Tips To Help Grow Your Child’s Speech

Learning to talk is a gradual process that takes many building blocks to accomplish. When your sweet baby begins to coo, you’ll be amazed at how quickly they begin to understand and try to use language. Dating back to the beginning of time, humans have sought out ways to communicate with one another. As your baby begins the natural process of speech development, there are many fun ways you can help foster healthy vocabulary development.

Read Aloud

Research shows that the sooner you begin to read to your child the better. Some mamas even begin reading to their babies in the womb. You’ll want to make sure to read books at your child’s appropriate reading level so that they stay interested and engaged. Start by reading baby board books and picture books. Then graduate to higher levels of reading as your child grows. You can also participate in library programs that encourage children to read and develop language.

Narrate Your Day

Even when your child is an infant, you can begin to speak to them about the daily activities that you’re experiencing. Say things like, “We’re going to change your diaper now,” and “Good morning, it’s time to get our day started.” Speaking in complete sentences helps them build their vocabulary and narrating the day’s activities helps them begin to learn their daily schedules as they explore the world around them.

Put Your Records On

Music plays a vital role in language development. Catchy rhymes and lyrics help a child practice memorization, repetition and the proper pronunciation of new words. Classical music has been shown to activate the cognitive areas of the brain and increase serotonin, the mood booster. A great way to increase language development and social development is to participate in a music class that is catered for social, cognitive and speech development. They’re a lot of fun, a great way to bond and will help your child’s language skills grow exponentially.

Expand Upon Your Child’s Thoughts

As your little one begins to communicate, they’ll pronounce words in different ways, usually by leaving off part of the word, like “ma” for “mommy” or “ba” for “ball.” When they do this, go ahead and say, “Yes, I am your mommy and I love you” or “Yes, that’s a ball. Do you want to play with it?” Expanding the language helps children learn to fill in the gaps for what they’re missing. Do it long enough and watch how it will suddenly change, to “mommy” and “ball.” It’s incredible!

Use Technology As A Tool

After the age of 2, when your child is better able to process the world around them, educational television and apps can help to build upon the blocks of language that you already have set in place. Choose apps that help your child rhyme and begin to understand the ABCs and their importance in the development of language and words.

Pretend Play

Storytelling is a wonderful way for a child to practice their language development in a fun and safe environment. It’s how your child learns to handle the world around him. Make sure to give him lots of developmental toys, games and costumes. Then, go the next step by dressing up with him and telling him stories. If you’re not the creative type, look to the old fairytales to help inspire your stories. Then, flip the idea and have your child tell you a story.

Be An Advocate

You are your child’s first teacher. It’s up to you to be on the lookout for proper language development and help encourage your child as they learn to grasp the concept of language. Don’t ever be harsh with your child if they are having difficulty expressing themselves through words. It will take some time for them to grasp the ability to speak clearly. The best thing you can do is model the correct pronunciation of words and how they relate to sentences and everyday life.

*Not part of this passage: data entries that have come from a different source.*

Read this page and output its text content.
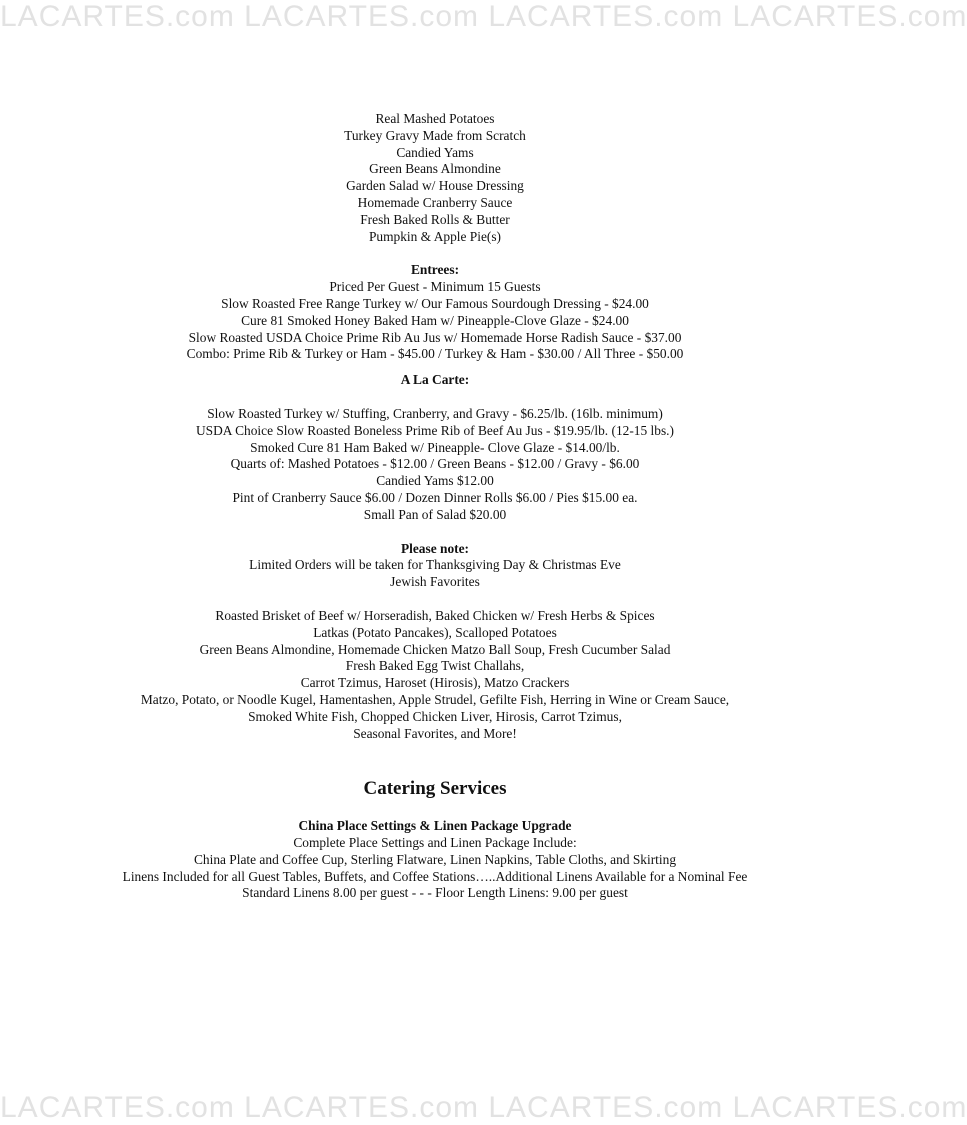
LACARTES.com LACARTES.com LACARTES.com LACARTES.com

Real Mashed Potatoes

Turkey Gravy Made from Scratch

Candied Yams

Green Beans Almondine

Garden Salad w/ House Dressing

Homemade Cranberry Sauce

Fresh Baked Rolls & Butter

Pumpkin & Apple Pie(s)

Entrees:

Priced Per Guest - Minimum 15 Guests

Slow Roasted Free Range Turkey w/ Our Famous Sourdough Dressing - $24.00

Cure 81 Smoked Honey Baked Ham w/ Pineapple-Clove Glaze - $24.00

Slow Roasted USDA Choice Prime Rib Au Jus w/ Homemade Horse Radish Sauce - $37.00

Combo: Prime Rib & Turkey or Ham - $45.00 / Turkey & Ham - $30.00 / All Three - $50.00

A La Carte:

Slow Roasted Turkey w/ Stuffing, Cranberry, and Gravy - $6.25/lb. (16lb. minimum)

USDA Choice Slow Roasted Boneless Prime Rib of Beef Au Jus - $19.95/lb. (12-15 lbs.)

Smoked Cure 81 Ham Baked w/ Pineapple- Clove Glaze - $14.00/lb.

Quarts of: Mashed Potatoes - $12.00 / Green Beans - $12.00 / Gravy - $6.00

Candied Yams $12.00

Pint of Cranberry Sauce $6.00 / Dozen Dinner Rolls $6.00 / Pies $15.00 ea.

Small Pan of Salad $20.00

Please note:

Limited Orders will be taken for Thanksgiving Day & Christmas Eve

Jewish Favorites

Roasted Brisket of Beef w/ Horseradish, Baked Chicken w/ Fresh Herbs & Spices

Latkas (Potato Pancakes), Scalloped Potatoes

Green Beans Almondine, Homemade Chicken Matzo Ball Soup, Fresh Cucumber Salad

Fresh Baked Egg Twist Challahs,

Carrot Tzimus, Haroset (Hirosis), Matzo Crackers

Matzo, Potato, or Noodle Kugel, Hamentashen, Apple Strudel, Gefilte Fish, Herring in Wine or Cream Sauce,

Smoked White Fish, Chopped Chicken Liver, Hirosis, Carrot Tzimus,

Seasonal Favorites, and More!

Catering Services

China Place Settings & Linen Package Upgrade

Complete Place Settings and Linen Package Include:

China Plate and Coffee Cup, Sterling Flatware, Linen Napkins, Table Cloths, and Skirting

Linens Included for all Guest Tables, Buffets, and Coffee Stations…..Additional Linens Available for a Nominal Fee

Standard Linens 8.00 per guest - - - Floor Length Linens: 9.00 per guest

LACARTES.com LACARTES.com LACARTES.com LACARTES.com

What to do if you suspect a speech delay

If your child has reached the age of 6 months and isn’t making eye contact or any cooing sounds, you’ll want to make sure to talk to your child’s pediatrician. If your child is between the ages of 15 months and 2 years and hasn’t yet began to create any words at all, reach out to your pediatrician for advice. If your child has a speech delay, whether due to an oral issue with the mouth or another issue, make sure to seek out help sooner rather than later. Catching a problem early can help stop certain issues in their tracks, helping your child to outgrow them sooner. If you suspect your child is having trouble communicating, you’ll likely see a speech therapist who can treat speech disorders in children as young as infants. If you think your child’s speech problem is the result of a hearing issue, you’ll be referred to an audiologist, who can help

It’s so much fun when your baby begins to use language in their own creative way. Remember to be the sounding board that they need as they take chances to learn about the world around them. Before you know it, it’ll be hard to get a word in edge-wise.